A Keaau man is realizing a dream 30 years in the making when he appears today on “Jeopardy!”, the syndicated TV brain-fest billed as “America’s Favorite Quiz Show.”
A Keaau man is realizing a dream 30 years in the making when he appears today on “Jeopardy!”, the syndicated TV brain-fest billed as “America’s Favorite Quiz Show.”
Victor Saymo’s appearance airs at 4:30 p.m. on KGMB-TV, channel 7 on Time-Warner Oceanic Cable.
The 59-year-old Saymo, who describes himself as an aspiring writer and poet, has watched the show since the 1980s and first auditioned to be a contestant in 1996 in Orlando, Fla.
“I passed everything, but I never did get the call,” he said.
Back then, if a prospective contestant passed the written test — which has a 90-plus percent failure rate — plus the mock game and interview but didn’t get called within six months, the individual had to re-qualify for reconsideration.
Nowadays, things have changed, as the written test can be taken online.
“I started taking the online test in 2011, but I didn’t pass until 2015, last year,” Saymo explained. “And they invited me to an audition in Los Angeles in July, and that is when my wife (Joanne) and I went. Luckily, I got qualified, and then they called me in February and said, ‘Are you free to come to a taping in March?’ And I said yes.”
Saymo, a native of Ilocos Norte, the Philippines, has been in the U.S. since 1979 and in Hawaii for 10 years.
A former journalist, he earned an undergraduate degree in history from Excelsior College in Albany, N.Y., and a law degree from Florida State University. He was admitted to the California State Bar in 2001. According to that state bar association’s website, his license to practice law is currently on inactive status but is eligible for reactivation.
“If I were to do that, I would be able to do some federal administrative law in Hawaii, like customs and immigration, because I have some experience with that,” he said.
Saymo describes his experience on “Jeopardy!” as “awesome,” but points out, as far as quiz shows go, this is not his first rodeo.
“When I was in the Philippines, I was a quiz kid,” he said. “I won several times on the quiz shows in Manila, individually and in the team contests. … My fame as a quiz kid led to my first job as a researcher for a quiz show, and then I asked if I could write scripts for broadcast. And they said, ‘Go ahead and we’ll teach you.’”
Saymo was a regular on “Pamantayan ng Talino” — which, roughly translated from Tagalog, is “Contest of Brains” — and “IQ-VII,” the title of which is a nod to “QB VII,” the title of a Leon Uris novel.
He said the best way to prepare for “Jeopardy!” or any quiz show is “wide reading.”
“I used to read the ‘World Almanac and Book of Facts’ because in areas like geography, it’s very useful because it gives you capital cities, monetary units, current heads of state, but you have to keep up to date,” Saymo said.
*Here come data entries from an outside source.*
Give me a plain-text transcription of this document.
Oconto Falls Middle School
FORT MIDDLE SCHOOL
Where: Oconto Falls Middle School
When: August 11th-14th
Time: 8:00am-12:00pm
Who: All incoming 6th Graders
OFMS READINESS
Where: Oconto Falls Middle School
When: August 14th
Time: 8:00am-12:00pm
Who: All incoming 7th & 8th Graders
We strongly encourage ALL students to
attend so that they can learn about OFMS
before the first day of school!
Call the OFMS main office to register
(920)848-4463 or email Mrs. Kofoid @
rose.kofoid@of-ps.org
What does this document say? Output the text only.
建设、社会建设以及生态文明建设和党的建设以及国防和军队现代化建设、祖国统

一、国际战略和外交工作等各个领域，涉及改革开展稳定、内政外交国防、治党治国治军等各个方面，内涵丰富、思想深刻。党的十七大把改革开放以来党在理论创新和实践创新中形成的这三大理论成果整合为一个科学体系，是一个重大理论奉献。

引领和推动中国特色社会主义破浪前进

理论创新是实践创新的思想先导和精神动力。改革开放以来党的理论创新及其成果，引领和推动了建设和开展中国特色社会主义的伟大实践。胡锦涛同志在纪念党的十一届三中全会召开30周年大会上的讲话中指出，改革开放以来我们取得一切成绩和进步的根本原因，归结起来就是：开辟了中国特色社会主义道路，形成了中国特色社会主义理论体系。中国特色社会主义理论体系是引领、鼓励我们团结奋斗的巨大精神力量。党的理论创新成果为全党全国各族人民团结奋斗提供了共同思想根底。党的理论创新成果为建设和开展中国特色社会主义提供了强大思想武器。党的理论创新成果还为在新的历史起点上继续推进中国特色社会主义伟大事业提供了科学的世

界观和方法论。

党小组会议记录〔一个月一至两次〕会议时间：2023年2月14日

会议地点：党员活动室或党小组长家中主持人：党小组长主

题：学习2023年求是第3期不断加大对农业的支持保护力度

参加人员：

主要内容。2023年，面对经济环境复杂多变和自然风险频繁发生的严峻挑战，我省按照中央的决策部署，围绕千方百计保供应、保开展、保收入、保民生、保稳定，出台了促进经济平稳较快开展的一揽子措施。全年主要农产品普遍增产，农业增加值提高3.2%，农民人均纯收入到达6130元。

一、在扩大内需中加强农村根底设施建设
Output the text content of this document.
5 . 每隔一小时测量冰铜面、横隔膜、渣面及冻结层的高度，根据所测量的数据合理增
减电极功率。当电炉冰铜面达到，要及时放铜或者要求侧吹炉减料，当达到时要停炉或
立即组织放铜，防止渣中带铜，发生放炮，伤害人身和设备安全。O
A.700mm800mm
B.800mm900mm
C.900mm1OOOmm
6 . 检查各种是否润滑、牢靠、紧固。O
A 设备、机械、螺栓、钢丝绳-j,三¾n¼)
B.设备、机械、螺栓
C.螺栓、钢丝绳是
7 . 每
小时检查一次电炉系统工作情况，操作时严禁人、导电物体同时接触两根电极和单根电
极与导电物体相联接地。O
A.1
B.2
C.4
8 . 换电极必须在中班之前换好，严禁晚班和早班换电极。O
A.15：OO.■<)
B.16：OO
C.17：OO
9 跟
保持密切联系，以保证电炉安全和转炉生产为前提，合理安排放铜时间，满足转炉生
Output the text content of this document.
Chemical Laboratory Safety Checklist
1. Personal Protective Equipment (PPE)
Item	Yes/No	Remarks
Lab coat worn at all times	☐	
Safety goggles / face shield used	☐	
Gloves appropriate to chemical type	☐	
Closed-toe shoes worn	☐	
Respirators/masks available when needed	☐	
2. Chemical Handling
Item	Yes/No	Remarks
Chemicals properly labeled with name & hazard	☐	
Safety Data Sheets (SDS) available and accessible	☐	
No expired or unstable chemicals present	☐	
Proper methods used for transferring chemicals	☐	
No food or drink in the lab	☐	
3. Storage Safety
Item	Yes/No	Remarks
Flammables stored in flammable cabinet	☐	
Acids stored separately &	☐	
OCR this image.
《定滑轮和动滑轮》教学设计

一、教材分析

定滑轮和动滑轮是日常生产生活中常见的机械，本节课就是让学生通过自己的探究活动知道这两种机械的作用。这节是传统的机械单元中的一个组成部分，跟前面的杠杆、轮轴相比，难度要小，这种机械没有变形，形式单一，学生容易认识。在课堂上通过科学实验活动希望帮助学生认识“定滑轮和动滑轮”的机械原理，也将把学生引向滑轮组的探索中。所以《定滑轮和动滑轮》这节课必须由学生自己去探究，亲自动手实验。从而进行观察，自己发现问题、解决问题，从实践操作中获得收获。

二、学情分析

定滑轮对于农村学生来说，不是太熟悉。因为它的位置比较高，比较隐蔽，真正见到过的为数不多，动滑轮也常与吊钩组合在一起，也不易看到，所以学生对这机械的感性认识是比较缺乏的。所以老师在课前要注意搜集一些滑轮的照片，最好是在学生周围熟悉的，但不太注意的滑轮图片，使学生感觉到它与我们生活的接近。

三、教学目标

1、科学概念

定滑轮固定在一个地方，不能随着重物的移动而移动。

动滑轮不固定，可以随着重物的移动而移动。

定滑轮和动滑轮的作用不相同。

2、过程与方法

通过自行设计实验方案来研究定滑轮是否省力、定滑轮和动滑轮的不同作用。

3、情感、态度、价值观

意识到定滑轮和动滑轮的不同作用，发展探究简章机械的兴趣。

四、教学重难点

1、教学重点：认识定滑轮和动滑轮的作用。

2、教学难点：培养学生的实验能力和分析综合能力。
Of the reference book’s current edition, he noted, “One of the first things I noticed rather early was the head of government of Canada was the wrong person. They had the prime minister before Justin Trudeau (Stephen Harper). And I found out about Justin Trudeau from the news, so I had to write it in on my copy.”
Saymo said categories he’s most comfortable with are history, literature and classical music. Asked if he was well versed in popular music, as well, he replied, “Unfortunately not.”
He described the show’s host, Alex Trebek as a “gentleman in the classic sense of the word.”
“I have watched the show since the 1980s,” Saymo said. “… The sense of humor that he displays is the refined humor of an old-world gentleman. There is nothing crude.”
Under the lights and under the gun, Saymo said, “The show goes by so fast.”
“When you watch, it’s 30 minutes. But when it’s being taped, it’s 18 minutes and the clues follow one another,” he explained. “You barely have time to reset your trigger, to use a metaphor from target shooting. … On ‘Jeopardy!’, the clues come bam, bam, bam! And that’s the thing that made it so hard.”
Saymo was prohibited from disclosing how he did on the show, but true to its spirit, he worded his answer in question form when describing the quality of his “Jeopardy!” experience.
“Was this experience worth all the years that I waited? Yeah, it was worth it. From 1985, when I first watched the show, to 2015, is what, 30 years? It has been worth every minute of it. And I wouldn’t do anything different.”